While at sea, the Gulf Stream current carries the drifters through eddies like a skier going through moguls. There are 60 drifters aboard Atlantis and the crew will sign up for slots to toss a drifter. But first, they get to name and decorate them with paint.
The drifters track changes in the physics of the water over time, providing a snapshot of water properties back to the ship. And often times, they continue to provide this data long after the ship has returned to port.
The sensors on the drifters serve as tiny breadcrumbs for NASA’s C-130 as it flies over the North Atlantic to eventually fly over the Atlantis. The drifters report current positions that allow the aircraft to measure the same locations as the ship.
From space, satellites play an integral role in measuring what’s over the plane. From 20,000 to 30,000 feet in the air, the aircraft validates down-looking measurements from space. And the Atlantis and its full suite of measurements provide ground, or ocean, truth to aircraft and space measurements.

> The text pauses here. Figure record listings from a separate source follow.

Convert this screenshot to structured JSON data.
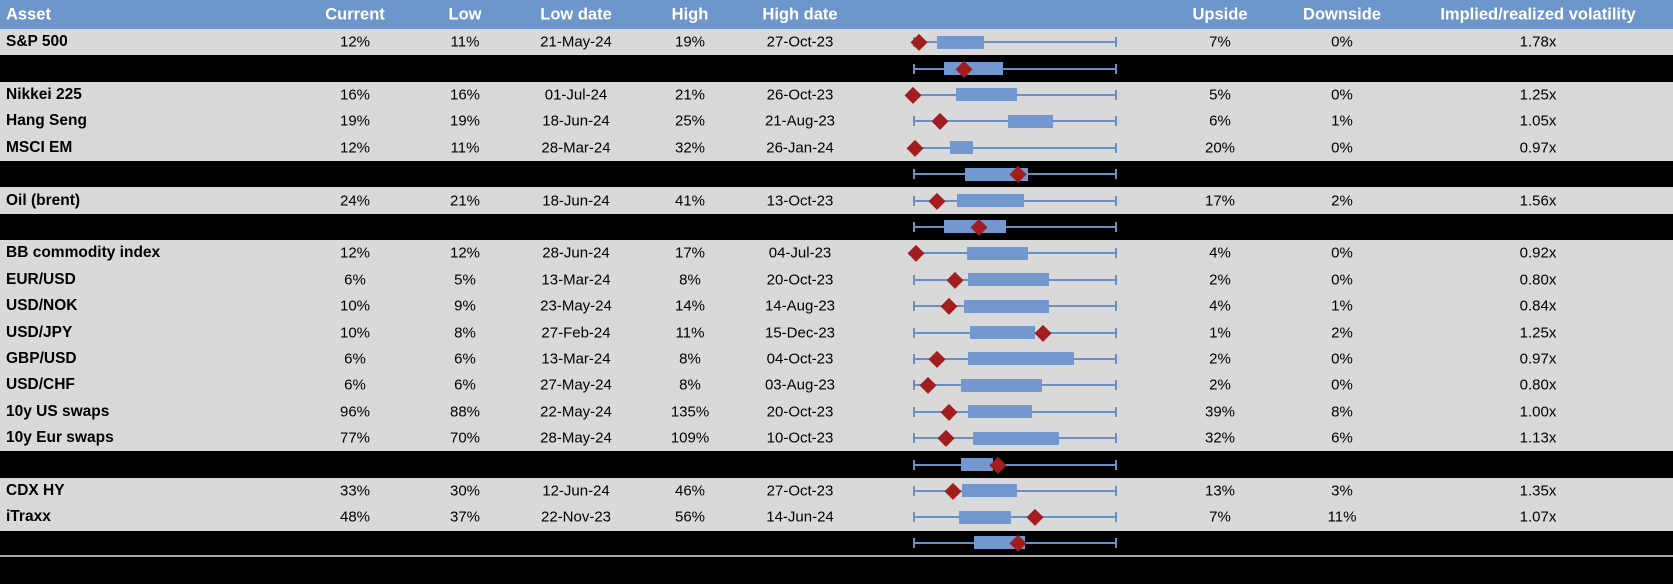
{
  "table": {
    "columns": [
      {
        "key": "asset",
        "label": "Asset"
      },
      {
        "key": "current",
        "label": "Current"
      },
      {
        "key": "low",
        "label": "Low"
      },
      {
        "key": "low_date",
        "label": "Low date"
      },
      {
        "key": "high",
        "label": "High"
      },
      {
        "key": "high_date",
        "label": "High date"
      },
      {
        "key": "upside",
        "label": "Upside"
      },
      {
        "key": "downside",
        "label": "Downside"
      },
      {
        "key": "vol_ratio",
        "label": "Implied/realized volatility"
      }
    ],
    "rows": [
      {
        "type": "data",
        "asset": "S&P 500",
        "current": "12%",
        "low": "11%",
        "low_date": "21-May-24",
        "high": "19%",
        "high_date": "27-Oct-23",
        "upside": "7%",
        "downside": "0%",
        "vol_ratio": "1.78x",
        "plot": {
          "box": [
            0.12,
            0.35
          ],
          "marker": 0.03
        }
      },
      {
        "type": "sep",
        "plot": {
          "box": [
            0.15,
            0.44
          ],
          "marker": 0.25
        }
      },
      {
        "type": "data",
        "asset": "Nikkei 225",
        "current": "16%",
        "low": "16%",
        "low_date": "01-Jul-24",
        "high": "21%",
        "high_date": "26-Oct-23",
        "upside": "5%",
        "downside": "0%",
        "vol_ratio": "1.25x",
        "plot": {
          "box": [
            0.21,
            0.51
          ],
          "marker": 0.0
        }
      },
      {
        "type": "data",
        "asset": "Hang Seng",
        "current": "19%",
        "low": "19%",
        "low_date": "18-Jun-24",
        "high": "25%",
        "high_date": "21-Aug-23",
        "upside": "6%",
        "downside": "1%",
        "vol_ratio": "1.05x",
        "plot": {
          "box": [
            0.465,
            0.685
          ],
          "marker": 0.13
        }
      },
      {
        "type": "data",
        "asset": "MSCI EM",
        "current": "12%",
        "low": "11%",
        "low_date": "28-Mar-24",
        "high": "32%",
        "high_date": "26-Jan-24",
        "upside": "20%",
        "downside": "0%",
        "vol_ratio": "0.97x",
        "plot": {
          "box": [
            0.18,
            0.295
          ],
          "marker": 0.01
        }
      },
      {
        "type": "sep",
        "plot": {
          "box": [
            0.255,
            0.565
          ],
          "marker": 0.515
        }
      },
      {
        "type": "data",
        "asset": "Oil (brent)",
        "current": "24%",
        "low": "21%",
        "low_date": "18-Jun-24",
        "high": "41%",
        "high_date": "13-Oct-23",
        "upside": "17%",
        "downside": "2%",
        "vol_ratio": "1.56x",
        "plot": {
          "box": [
            0.215,
            0.545
          ],
          "marker": 0.12
        }
      },
      {
        "type": "sep",
        "plot": {
          "box": [
            0.15,
            0.455
          ],
          "marker": 0.325
        }
      },
      {
        "type": "data",
        "asset": "BB commodity index",
        "current": "12%",
        "low": "12%",
        "low_date": "28-Jun-24",
        "high": "17%",
        "high_date": "04-Jul-23",
        "upside": "4%",
        "downside": "0%",
        "vol_ratio": "0.92x",
        "plot": {
          "box": [
            0.265,
            0.565
          ],
          "marker": 0.015
        }
      },
      {
        "type": "data",
        "asset": "EUR/USD",
        "current": "6%",
        "low": "5%",
        "low_date": "13-Mar-24",
        "high": "8%",
        "high_date": "20-Oct-23",
        "upside": "2%",
        "downside": "0%",
        "vol_ratio": "0.80x",
        "plot": {
          "box": [
            0.27,
            0.665
          ],
          "marker": 0.205
        }
      },
      {
        "type": "data",
        "asset": "USD/NOK",
        "current": "10%",
        "low": "9%",
        "low_date": "23-May-24",
        "high": "14%",
        "high_date": "14-Aug-23",
        "upside": "4%",
        "downside": "1%",
        "vol_ratio": "0.84x",
        "plot": {
          "box": [
            0.25,
            0.665
          ],
          "marker": 0.175
        }
      },
      {
        "type": "data",
        "asset": "USD/JPY",
        "current": "10%",
        "low": "8%",
        "low_date": "27-Feb-24",
        "high": "11%",
        "high_date": "15-Dec-23",
        "upside": "1%",
        "downside": "2%",
        "vol_ratio": "1.25x",
        "plot": {
          "box": [
            0.28,
            0.6
          ],
          "marker": 0.635
        }
      },
      {
        "type": "data",
        "asset": "GBP/USD",
        "current": "6%",
        "low": "6%",
        "low_date": "13-Mar-24",
        "high": "8%",
        "high_date": "04-Oct-23",
        "upside": "2%",
        "downside": "0%",
        "vol_ratio": "0.97x",
        "plot": {
          "box": [
            0.27,
            0.79
          ],
          "marker": 0.12
        }
      },
      {
        "type": "data",
        "asset": "USD/CHF",
        "current": "6%",
        "low": "6%",
        "low_date": "27-May-24",
        "high": "8%",
        "high_date": "03-Aug-23",
        "upside": "2%",
        "downside": "0%",
        "vol_ratio": "0.80x",
        "plot": {
          "box": [
            0.235,
            0.63
          ],
          "marker": 0.075
        }
      },
      {
        "type": "data",
        "asset": "10y US swaps",
        "current": "96%",
        "low": "88%",
        "low_date": "22-May-24",
        "high": "135%",
        "high_date": "20-Oct-23",
        "upside": "39%",
        "downside": "8%",
        "vol_ratio": "1.00x",
        "plot": {
          "box": [
            0.27,
            0.585
          ],
          "marker": 0.175
        }
      },
      {
        "type": "data",
        "asset": "10y Eur swaps",
        "current": "77%",
        "low": "70%",
        "low_date": "28-May-24",
        "high": "109%",
        "high_date": "10-Oct-23",
        "upside": "32%",
        "downside": "6%",
        "vol_ratio": "1.13x",
        "plot": {
          "box": [
            0.295,
            0.715
          ],
          "marker": 0.16
        }
      },
      {
        "type": "sep",
        "plot": {
          "box": [
            0.235,
            0.39
          ],
          "marker": 0.415
        }
      },
      {
        "type": "data",
        "asset": "CDX HY",
        "current": "33%",
        "low": "30%",
        "low_date": "12-Jun-24",
        "high": "46%",
        "high_date": "27-Oct-23",
        "upside": "13%",
        "downside": "3%",
        "vol_ratio": "1.35x",
        "plot": {
          "box": [
            0.24,
            0.51
          ],
          "marker": 0.195
        }
      },
      {
        "type": "data",
        "asset": "iTraxx",
        "current": "48%",
        "low": "37%",
        "low_date": "22-Nov-23",
        "high": "56%",
        "high_date": "14-Jun-24",
        "upside": "7%",
        "downside": "11%",
        "vol_ratio": "1.07x",
        "plot": {
          "box": [
            0.225,
            0.48
          ],
          "marker": 0.6
        }
      },
      {
        "type": "sep",
        "height": 24,
        "plot": {
          "box": [
            0.3,
            0.55
          ],
          "marker": 0.515
        }
      }
    ]
  },
  "chart_data": {
    "type": "boxplot",
    "orientation": "horizontal",
    "note": "One horizontal box-and-whisker plot per table row; no axis or tick labels shown. Values are normalized 0-1 positions along each row's whisker span (whisker caps at 0 and 1). 'box' is the blue interquartile box [start,end]; 'marker' is the red diamond (current level). Black separator rows carry unlabeled aggregate box plots.",
    "axis_range": [
      0,
      1
    ],
    "series": [
      {
        "name": "S&P 500",
        "box": [
          0.12,
          0.35
        ],
        "marker": 0.03
      },
      {
        "name": "",
        "box": [
          0.15,
          0.44
        ],
        "marker": 0.25
      },
      {
        "name": "Nikkei 225",
        "box": [
          0.21,
          0.51
        ],
        "marker": 0.0
      },
      {
        "name": "Hang Seng",
        "box": [
          0.465,
          0.685
        ],
        "marker": 0.13
      },
      {
        "name": "MSCI EM",
        "box": [
          0.18,
          0.295
        ],
        "marker": 0.01
      },
      {
        "name": "",
        "box": [
          0.255,
          0.565
        ],
        "marker": 0.515
      },
      {
        "name": "Oil (brent)",
        "box": [
          0.215,
          0.545
        ],
        "marker": 0.12
      },
      {
        "name": "",
        "box": [
          0.15,
          0.455
        ],
        "marker": 0.325
      },
      {
        "name": "BB commodity index",
        "box": [
          0.265,
          0.565
        ],
        "marker": 0.015
      },
      {
        "name": "EUR/USD",
        "box": [
          0.27,
          0.665
        ],
        "marker": 0.205
      },
      {
        "name": "USD/NOK",
        "box": [
          0.25,
          0.665
        ],
        "marker": 0.175
      },
      {
        "name": "USD/JPY",
        "box": [
          0.28,
          0.6
        ],
        "marker": 0.635
      },
      {
        "name": "GBP/USD",
        "box": [
          0.27,
          0.79
        ],
        "marker": 0.12
      },
      {
        "name": "USD/CHF",
        "box": [
          0.235,
          0.63
        ],
        "marker": 0.075
      },
      {
        "name": "10y US swaps",
        "box": [
          0.27,
          0.585
        ],
        "marker": 0.175
      },
      {
        "name": "10y Eur swaps",
        "box": [
          0.295,
          0.715
        ],
        "marker": 0.16
      },
      {
        "name": "",
        "box": [
          0.235,
          0.39
        ],
        "marker": 0.415
      },
      {
        "name": "CDX HY",
        "box": [
          0.24,
          0.51
        ],
        "marker": 0.195
      },
      {
        "name": "iTraxx",
        "box": [
          0.225,
          0.48
        ],
        "marker": 0.6
      },
      {
        "name": "",
        "box": [
          0.3,
          0.55
        ],
        "marker": 0.515
      }
    ]
  },
  "colors": {
    "header_bg": "#6D96CB",
    "header_text": "#FFFFFF",
    "row_bg": "#D9D9D9",
    "separator_bg": "#000000",
    "box_fill": "#7298CF",
    "whisker": "#688FC6",
    "marker": "#A21E1E",
    "bottom_divider": "#A9A9A9"
  }
}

Other instruments aboard Atlantis study ocean optics, atmospheric aerosols, cloud condensation, dissolved organic carbon, cell characterization, growth rates, species composition and predation, grazing and mortality of plankton.
The combined ship-airborne measurement strategy used by NAAMES makes a critical contribution to the ocean ecosystem scientific record by capturing the full range of scales of the plankton ecosystem.